Hampir tiga perempat dari kematian neonatal dapat dihindari oleh 16 intervensi, disorot dalam kertas kedua dalam seri. Ini termasuk vaksinasi tetanus toxoid untuk wanita hamil, mempromosikan persalinan yang bersih, menyusui cepat dan eksklusif, perawatan ekstra untuk lowbirth-berat badan bayi, dan antibiotik untuk infeksi neonatal. Makalah ini menekankan bahwa menggabungkan intervensi ke dalam paket, yang disampaikan dalam perawatan ibu yang ada dan program kelangsungan hidup anak, akan dikenakan biaya lebih efektif daripada membuat program yang terpisah. Meskipun ketersediaan biaya-efektif intervensi untuk mencegah kematian neonatal, cakupan dari banyak intervensi ini adalah rendah.
Penulis Dr Gary Darmstadt (Johns Hopkins School of Public Health, USA) komentar: "kesuksesan awal dalam mencegah kematian bayi adalah mungkin, bahkan dalam pengaturan dengan mortalitas tinggi dan sistem kesehatan yang lemah, dengan meningkatkan praktik rumah perawatan, meningkatkan permintaan untuk perawatan terampil dan meningkatkan perawatan penyakit mencari melalui penjangkauan layanan dan paket perawatan keluarga-masyarakat.
"Namun, untuk mencapai jenis-jenis pengurangan kematian neonatal yang dibutuhkan untuk memenuhi Tujuan Pembangunan Milenium untuk kelangsungan hidup anak, kita juga harus mulai memperkuat dan memperluas perawatan klinis untuk kedua ibu dan bayi."

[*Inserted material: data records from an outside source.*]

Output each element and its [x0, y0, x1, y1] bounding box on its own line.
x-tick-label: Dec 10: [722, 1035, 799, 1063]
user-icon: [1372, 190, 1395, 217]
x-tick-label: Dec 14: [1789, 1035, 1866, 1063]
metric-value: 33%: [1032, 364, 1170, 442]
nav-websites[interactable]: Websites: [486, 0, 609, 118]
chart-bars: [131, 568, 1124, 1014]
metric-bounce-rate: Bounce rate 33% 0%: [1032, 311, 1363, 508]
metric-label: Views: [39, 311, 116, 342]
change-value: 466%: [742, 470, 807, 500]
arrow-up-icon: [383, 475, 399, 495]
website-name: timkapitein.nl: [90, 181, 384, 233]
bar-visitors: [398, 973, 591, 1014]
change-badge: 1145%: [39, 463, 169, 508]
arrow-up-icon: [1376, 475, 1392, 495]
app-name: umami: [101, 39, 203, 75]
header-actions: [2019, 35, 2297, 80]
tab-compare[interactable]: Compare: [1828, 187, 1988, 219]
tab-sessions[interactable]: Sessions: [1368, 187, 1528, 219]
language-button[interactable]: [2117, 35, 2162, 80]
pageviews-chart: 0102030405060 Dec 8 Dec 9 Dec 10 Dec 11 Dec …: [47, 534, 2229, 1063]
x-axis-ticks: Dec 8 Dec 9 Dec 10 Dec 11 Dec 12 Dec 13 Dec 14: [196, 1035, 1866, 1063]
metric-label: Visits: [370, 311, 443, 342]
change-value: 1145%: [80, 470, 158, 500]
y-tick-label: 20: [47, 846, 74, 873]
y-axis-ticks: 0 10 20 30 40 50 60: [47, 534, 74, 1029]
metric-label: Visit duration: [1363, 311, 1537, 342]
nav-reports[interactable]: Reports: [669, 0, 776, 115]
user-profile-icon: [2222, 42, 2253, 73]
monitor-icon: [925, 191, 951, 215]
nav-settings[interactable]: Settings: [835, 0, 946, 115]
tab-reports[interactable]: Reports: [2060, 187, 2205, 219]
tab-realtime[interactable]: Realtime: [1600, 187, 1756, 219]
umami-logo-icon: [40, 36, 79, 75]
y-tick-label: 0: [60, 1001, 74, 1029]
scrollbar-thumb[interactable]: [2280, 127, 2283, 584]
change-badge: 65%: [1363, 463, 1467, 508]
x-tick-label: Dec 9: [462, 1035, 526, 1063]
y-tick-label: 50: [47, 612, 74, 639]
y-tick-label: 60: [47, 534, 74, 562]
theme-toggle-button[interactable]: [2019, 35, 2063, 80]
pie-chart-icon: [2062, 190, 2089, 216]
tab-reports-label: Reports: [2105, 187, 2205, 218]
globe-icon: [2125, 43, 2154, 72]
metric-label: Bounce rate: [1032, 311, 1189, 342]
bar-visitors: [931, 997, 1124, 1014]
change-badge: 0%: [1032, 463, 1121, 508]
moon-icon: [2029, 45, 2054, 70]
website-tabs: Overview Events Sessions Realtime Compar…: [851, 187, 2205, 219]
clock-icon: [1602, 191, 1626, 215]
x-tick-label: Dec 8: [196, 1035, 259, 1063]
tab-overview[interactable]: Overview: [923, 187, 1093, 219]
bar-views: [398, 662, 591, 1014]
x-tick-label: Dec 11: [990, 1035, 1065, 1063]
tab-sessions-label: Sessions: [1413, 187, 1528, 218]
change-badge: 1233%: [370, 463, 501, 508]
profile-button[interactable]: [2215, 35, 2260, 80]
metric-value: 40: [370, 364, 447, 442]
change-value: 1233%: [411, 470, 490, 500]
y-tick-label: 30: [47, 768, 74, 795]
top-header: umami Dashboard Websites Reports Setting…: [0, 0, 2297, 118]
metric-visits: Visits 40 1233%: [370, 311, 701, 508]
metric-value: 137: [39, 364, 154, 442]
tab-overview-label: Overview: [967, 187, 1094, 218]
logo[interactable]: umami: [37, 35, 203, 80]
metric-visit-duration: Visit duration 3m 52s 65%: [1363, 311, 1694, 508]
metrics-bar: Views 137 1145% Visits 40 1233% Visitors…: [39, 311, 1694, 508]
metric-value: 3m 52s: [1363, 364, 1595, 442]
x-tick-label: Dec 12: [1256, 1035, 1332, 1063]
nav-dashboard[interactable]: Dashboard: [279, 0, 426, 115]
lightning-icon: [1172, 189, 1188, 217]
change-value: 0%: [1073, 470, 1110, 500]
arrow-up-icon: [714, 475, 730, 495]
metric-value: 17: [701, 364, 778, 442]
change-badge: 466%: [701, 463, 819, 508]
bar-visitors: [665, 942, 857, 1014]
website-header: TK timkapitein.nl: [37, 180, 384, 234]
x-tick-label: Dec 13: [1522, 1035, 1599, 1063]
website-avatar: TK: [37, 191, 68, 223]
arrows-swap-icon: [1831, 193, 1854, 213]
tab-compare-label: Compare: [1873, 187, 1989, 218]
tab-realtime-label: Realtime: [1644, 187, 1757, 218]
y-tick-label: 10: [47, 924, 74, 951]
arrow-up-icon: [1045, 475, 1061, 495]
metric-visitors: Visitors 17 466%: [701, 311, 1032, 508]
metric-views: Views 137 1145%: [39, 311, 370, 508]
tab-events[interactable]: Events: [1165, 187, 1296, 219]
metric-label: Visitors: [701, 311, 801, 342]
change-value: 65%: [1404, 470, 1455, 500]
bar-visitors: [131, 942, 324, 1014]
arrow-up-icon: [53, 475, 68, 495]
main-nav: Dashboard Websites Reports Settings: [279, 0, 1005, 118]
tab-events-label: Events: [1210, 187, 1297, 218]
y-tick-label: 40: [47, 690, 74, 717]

Kertas ketiga dalam seri menyoroti bagaimana tidak ada "satu-ukuran-cocok-semua" solusi untuk negara. Angka dan penyebab kematian bayi, kapasitas sistem kesehatan, dan kendala yang dihadapi, semua berbeda nyata antara dan di dalam negara-negara seperti halnya dukungan dari pembuat kebijakan dan ketersediaan sumber daya. Sebuah kekurangan staf yang terampil adalah masalah terbesar yang dihadapi mendaki dari perawatan klinis dalam pengaturan kematian tinggi. Banyak negara kereta kurangnya jumlah penyedia layanan kesehatan dan mengalami kesulitan dalam mempertahankan staf, terutama di daerah pedesaan yang miskin. Di negara-negara dengan cakupan rendah perawatan klinis terampil untuk kesehatan ibu dan anak, staf, infrastruktur dan dukungan yang diperlukan untuk mencapai pertanggungan universal yang dicapai dengan investasi besar. Namun, penulis menyarankan bahwa penjangkauan kampanye seperti satu untuk tetanus neonatorum dan perawatan di rumah sederhana bayi kecil, atau manajemen komunitas pneumonia dengan antibiotik oral, mungkin menjadi pilihan paling layak di awal untuk membawa kesuksesan awal untuk menyelamatkan nyawa bayi yang baru lahir. Makalah ini mencakup tiga studi kasus nyata, memeriksa biaya dan efek dari berbagai pilihan untuk menyelamatkan nyawa bayi yang baru lahir di Ethiopia, Madagaskar, dan satu negara besar di India.